Bringing the history of Chile to life through art
The mural, on a massive concrete wall 30 feet wide by 13 feet tall, is a focal point in the café. Bailey found the work of Nicolas Arroyo online and knew right away that his artistic style could tell Chile’s story.
“There is a distinct graphic quality in Santiago seen particularly with street art,” he said. “Nicolas uses this same style, which features bold, thick lines. I had a strong sense that his work would resonate with customers.”
Arroyo grew up in Santiago, the only child of a classical guitarist and nurse, which meant he spent a lot of time alone. He marked his home with drawings on furniture, on walls and in cabinets, which was a segue into graffiti art, which he mastered as a teenager.
Today, Arroyo owns Bespoke, a strategic and foresight design firm in Copenhagen, Denmark, and continues to create fine art, which he displays on social media and in galleries.
“I liked the concept of the mural right away and loved that it was in my hometown of Santiago. I knew that I could represent the history of Chile and many of the cultural norms and behaviors that only those who have lived in the city would know,” Arroyo said. “I now live in a country that is not my own, so when I come home to Santiago, I notice all of the changes in the city. I have an old image of the city, but I also see new things that helped me create a visual collage.”
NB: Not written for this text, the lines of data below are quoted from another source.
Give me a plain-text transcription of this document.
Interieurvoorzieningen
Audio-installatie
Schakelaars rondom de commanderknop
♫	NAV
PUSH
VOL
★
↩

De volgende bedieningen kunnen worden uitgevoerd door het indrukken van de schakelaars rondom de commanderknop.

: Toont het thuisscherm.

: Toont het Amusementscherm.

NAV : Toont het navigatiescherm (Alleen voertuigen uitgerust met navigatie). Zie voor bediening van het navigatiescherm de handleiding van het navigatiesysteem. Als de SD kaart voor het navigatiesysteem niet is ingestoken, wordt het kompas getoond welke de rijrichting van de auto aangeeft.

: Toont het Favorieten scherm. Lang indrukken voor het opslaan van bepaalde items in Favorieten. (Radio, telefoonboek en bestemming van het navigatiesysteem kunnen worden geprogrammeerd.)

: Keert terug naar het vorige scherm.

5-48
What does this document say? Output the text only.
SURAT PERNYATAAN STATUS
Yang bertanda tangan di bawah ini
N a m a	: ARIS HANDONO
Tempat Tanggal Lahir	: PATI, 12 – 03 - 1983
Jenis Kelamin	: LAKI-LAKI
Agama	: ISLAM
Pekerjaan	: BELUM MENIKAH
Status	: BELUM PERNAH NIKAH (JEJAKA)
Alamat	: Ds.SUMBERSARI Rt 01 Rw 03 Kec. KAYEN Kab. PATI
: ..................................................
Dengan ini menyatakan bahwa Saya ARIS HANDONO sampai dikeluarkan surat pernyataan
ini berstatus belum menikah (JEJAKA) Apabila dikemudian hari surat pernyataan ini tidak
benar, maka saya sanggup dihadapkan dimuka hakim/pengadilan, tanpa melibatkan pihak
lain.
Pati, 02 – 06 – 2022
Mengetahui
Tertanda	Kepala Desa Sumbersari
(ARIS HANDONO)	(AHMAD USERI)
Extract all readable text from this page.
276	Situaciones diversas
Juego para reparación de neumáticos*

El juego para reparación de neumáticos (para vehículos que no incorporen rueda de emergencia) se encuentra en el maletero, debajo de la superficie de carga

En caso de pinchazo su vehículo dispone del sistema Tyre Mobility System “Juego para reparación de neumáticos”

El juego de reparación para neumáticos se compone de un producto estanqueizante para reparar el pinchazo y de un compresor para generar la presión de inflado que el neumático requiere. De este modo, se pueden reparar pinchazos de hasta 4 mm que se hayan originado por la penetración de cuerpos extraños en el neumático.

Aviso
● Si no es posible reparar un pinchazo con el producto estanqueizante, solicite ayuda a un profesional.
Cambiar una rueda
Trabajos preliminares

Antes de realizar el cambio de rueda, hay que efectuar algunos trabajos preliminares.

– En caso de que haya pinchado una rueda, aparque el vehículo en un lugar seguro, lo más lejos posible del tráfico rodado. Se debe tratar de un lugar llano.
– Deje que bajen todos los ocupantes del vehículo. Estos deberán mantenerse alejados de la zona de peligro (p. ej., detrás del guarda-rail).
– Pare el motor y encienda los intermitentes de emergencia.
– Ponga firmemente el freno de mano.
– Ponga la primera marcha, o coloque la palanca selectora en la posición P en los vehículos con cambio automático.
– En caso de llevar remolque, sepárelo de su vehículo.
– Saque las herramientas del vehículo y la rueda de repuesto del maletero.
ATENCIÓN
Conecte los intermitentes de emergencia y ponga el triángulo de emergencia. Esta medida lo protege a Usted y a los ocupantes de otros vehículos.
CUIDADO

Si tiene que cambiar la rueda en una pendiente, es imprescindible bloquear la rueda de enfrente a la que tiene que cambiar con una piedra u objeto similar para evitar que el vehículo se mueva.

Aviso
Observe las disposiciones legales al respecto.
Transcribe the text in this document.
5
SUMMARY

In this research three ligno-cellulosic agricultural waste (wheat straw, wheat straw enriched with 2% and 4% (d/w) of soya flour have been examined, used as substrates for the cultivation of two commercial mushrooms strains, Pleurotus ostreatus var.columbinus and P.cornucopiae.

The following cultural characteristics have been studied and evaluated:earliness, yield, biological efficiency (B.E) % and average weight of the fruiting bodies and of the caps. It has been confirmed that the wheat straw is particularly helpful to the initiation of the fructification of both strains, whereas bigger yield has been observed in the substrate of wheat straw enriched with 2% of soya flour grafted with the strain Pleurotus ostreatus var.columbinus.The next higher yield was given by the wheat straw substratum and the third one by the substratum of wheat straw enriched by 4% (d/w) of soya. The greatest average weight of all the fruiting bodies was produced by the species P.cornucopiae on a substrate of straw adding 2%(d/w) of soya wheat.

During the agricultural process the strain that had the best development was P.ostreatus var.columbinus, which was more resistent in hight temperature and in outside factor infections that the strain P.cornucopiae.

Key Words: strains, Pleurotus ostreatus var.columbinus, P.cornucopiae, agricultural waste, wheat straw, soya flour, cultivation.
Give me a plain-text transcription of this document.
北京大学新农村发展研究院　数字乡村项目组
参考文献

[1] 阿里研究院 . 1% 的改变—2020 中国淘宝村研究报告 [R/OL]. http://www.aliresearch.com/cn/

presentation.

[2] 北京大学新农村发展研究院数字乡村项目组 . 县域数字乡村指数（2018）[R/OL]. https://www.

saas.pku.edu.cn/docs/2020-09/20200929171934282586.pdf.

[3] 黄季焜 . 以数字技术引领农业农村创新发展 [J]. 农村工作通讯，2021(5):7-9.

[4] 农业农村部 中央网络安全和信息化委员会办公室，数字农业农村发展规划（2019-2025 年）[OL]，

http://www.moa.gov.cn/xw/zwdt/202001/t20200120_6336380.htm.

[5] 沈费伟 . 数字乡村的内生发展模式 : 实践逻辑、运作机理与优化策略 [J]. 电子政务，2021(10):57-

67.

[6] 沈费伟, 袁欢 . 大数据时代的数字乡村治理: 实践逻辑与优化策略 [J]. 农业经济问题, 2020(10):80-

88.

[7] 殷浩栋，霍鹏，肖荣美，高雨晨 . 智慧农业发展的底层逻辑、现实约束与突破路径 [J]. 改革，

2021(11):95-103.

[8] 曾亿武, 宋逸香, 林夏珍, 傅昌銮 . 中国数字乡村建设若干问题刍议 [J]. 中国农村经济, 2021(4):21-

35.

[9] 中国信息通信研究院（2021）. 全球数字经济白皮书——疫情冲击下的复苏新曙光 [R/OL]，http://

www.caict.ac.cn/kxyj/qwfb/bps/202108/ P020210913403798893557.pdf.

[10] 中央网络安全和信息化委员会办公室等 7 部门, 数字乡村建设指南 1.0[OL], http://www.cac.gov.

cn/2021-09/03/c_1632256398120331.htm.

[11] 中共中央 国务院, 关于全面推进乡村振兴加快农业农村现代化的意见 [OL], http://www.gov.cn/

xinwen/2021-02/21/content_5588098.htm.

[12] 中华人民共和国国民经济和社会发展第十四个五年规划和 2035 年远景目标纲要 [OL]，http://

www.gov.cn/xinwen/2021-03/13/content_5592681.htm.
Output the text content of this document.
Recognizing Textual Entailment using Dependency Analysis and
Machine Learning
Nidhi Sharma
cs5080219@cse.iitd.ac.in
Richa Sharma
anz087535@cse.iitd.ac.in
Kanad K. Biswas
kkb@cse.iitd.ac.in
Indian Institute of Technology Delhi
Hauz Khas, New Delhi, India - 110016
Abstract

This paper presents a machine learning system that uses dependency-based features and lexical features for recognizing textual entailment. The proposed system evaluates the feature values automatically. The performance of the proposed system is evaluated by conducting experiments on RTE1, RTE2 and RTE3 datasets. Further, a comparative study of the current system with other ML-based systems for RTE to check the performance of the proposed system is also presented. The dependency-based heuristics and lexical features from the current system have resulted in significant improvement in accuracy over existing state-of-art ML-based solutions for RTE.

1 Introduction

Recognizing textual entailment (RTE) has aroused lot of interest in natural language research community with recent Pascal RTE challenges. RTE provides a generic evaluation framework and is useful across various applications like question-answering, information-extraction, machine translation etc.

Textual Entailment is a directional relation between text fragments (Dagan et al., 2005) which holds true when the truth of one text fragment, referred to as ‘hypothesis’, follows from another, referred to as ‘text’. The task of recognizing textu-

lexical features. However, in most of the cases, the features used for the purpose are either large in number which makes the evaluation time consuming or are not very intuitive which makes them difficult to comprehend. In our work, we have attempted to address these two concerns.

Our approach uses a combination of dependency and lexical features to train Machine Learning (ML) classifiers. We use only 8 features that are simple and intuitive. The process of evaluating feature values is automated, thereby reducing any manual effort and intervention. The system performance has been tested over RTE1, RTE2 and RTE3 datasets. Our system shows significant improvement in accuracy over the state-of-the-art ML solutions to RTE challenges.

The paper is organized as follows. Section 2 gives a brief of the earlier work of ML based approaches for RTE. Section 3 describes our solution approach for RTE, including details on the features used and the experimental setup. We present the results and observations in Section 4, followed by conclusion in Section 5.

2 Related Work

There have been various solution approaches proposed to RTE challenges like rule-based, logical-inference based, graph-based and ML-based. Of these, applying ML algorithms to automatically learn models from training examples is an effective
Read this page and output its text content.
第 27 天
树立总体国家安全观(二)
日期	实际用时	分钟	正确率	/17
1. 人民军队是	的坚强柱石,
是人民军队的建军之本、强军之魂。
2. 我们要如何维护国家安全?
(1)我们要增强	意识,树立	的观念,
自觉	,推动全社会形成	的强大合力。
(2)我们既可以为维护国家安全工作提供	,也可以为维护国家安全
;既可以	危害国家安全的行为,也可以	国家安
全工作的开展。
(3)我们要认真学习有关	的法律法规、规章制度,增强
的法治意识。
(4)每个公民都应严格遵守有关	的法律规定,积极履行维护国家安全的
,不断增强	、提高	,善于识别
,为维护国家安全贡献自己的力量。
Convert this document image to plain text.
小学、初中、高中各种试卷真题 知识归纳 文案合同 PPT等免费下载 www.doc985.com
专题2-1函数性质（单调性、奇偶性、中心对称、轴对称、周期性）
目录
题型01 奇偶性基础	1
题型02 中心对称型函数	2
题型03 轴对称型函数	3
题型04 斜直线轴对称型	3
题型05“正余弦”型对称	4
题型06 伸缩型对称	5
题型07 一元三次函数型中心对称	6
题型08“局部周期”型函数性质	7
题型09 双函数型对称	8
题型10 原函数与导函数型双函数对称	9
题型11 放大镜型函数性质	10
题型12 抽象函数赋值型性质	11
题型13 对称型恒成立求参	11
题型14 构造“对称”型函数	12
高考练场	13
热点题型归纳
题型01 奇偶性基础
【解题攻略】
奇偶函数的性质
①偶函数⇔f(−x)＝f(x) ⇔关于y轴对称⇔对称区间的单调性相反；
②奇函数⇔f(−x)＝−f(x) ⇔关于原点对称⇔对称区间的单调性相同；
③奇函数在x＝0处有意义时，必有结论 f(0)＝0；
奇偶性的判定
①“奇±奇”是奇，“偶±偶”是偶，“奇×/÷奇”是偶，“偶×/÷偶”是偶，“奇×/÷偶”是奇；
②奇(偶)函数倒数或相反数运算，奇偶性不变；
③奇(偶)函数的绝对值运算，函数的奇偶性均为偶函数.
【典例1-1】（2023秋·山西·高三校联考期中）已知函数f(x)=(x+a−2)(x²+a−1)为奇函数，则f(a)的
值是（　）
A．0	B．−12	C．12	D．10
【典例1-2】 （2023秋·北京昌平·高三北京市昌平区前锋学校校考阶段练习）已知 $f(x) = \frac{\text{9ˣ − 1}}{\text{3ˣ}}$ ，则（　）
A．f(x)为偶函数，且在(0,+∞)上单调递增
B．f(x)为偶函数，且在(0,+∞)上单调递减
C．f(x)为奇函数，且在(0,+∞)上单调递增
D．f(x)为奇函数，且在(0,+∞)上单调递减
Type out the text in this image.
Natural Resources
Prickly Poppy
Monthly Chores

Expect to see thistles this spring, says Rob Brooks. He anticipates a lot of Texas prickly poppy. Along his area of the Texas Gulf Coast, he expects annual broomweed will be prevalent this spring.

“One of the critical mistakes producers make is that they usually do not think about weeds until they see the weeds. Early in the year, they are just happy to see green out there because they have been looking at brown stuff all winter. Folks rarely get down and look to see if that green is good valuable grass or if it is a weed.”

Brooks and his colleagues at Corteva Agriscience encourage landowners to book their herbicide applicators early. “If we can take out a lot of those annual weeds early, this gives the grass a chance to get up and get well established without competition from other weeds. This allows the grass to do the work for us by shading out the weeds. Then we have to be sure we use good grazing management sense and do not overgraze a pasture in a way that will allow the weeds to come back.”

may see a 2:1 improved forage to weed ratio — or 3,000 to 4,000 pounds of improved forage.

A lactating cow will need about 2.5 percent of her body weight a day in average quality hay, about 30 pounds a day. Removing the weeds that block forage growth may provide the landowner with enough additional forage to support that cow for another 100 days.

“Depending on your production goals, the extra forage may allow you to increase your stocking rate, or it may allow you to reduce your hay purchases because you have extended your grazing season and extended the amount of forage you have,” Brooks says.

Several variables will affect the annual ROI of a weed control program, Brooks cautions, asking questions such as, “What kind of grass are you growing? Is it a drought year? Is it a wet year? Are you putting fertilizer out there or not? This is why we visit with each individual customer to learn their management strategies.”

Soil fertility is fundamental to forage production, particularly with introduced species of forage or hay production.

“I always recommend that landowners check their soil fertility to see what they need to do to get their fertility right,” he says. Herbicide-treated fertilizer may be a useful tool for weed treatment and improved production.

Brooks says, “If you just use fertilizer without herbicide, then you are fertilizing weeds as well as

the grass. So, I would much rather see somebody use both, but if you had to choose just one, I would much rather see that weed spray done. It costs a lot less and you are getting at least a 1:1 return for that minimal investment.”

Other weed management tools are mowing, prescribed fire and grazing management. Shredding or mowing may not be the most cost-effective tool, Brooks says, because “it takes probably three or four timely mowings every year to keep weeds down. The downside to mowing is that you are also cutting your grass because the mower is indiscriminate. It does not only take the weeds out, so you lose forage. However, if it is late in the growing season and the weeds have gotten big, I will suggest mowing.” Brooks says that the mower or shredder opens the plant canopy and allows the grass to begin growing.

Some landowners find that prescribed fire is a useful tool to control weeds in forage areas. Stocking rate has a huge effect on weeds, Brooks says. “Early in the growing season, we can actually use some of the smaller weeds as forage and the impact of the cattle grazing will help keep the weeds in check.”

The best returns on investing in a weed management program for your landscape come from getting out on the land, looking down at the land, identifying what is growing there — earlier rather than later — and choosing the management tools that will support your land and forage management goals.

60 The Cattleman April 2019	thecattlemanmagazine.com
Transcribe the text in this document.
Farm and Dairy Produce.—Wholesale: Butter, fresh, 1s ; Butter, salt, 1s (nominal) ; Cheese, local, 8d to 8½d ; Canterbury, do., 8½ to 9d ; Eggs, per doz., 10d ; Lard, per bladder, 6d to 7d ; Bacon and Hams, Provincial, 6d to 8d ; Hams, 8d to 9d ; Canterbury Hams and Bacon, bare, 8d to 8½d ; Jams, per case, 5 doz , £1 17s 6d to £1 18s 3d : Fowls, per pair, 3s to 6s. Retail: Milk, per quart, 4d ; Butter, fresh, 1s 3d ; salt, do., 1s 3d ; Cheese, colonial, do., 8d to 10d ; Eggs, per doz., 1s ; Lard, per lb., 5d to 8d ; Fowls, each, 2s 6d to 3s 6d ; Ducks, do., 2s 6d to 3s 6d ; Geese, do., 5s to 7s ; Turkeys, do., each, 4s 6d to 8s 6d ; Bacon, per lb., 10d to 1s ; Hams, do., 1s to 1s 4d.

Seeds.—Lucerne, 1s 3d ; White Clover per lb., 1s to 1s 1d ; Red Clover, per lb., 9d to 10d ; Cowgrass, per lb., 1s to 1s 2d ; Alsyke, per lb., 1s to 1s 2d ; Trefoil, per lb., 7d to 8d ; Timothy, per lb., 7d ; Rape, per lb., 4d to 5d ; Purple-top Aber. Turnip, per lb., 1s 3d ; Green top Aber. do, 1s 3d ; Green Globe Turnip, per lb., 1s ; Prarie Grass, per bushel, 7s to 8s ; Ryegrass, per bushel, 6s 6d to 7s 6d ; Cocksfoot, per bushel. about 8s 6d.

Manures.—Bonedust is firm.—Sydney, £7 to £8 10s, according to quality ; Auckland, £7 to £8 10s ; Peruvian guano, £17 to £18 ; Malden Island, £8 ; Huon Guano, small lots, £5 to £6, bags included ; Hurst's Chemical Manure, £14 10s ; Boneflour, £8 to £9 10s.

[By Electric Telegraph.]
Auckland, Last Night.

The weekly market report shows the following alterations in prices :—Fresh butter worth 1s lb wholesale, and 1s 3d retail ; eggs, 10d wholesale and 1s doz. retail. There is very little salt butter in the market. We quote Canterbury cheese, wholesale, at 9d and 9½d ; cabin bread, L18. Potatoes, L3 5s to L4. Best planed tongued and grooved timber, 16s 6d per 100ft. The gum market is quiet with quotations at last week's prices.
Arroyo sketched the mural before transferring his work, using Posca markers from Japan for the outline and metallic copper paint to introduce color.
“Given that Starbucks is an international brand, it’s important that the company’s stores have a sense of something local to provide that local context,” Arroyo said. “When you live in a place, you sometimes take it for granted. Santiago is a wonderful city. It’s beautiful and I hope the mural helps remind Chileans just how beautiful it really is.”
“Ultimately, the store is for the customers, but it’s also for the partners,” Bailey said, referring to Starbucks employees in the store. “It was so wonderful to watch partners look around the space for the first time and see their eyes light up. It’s now their new home and they have the chance to bring it to life.”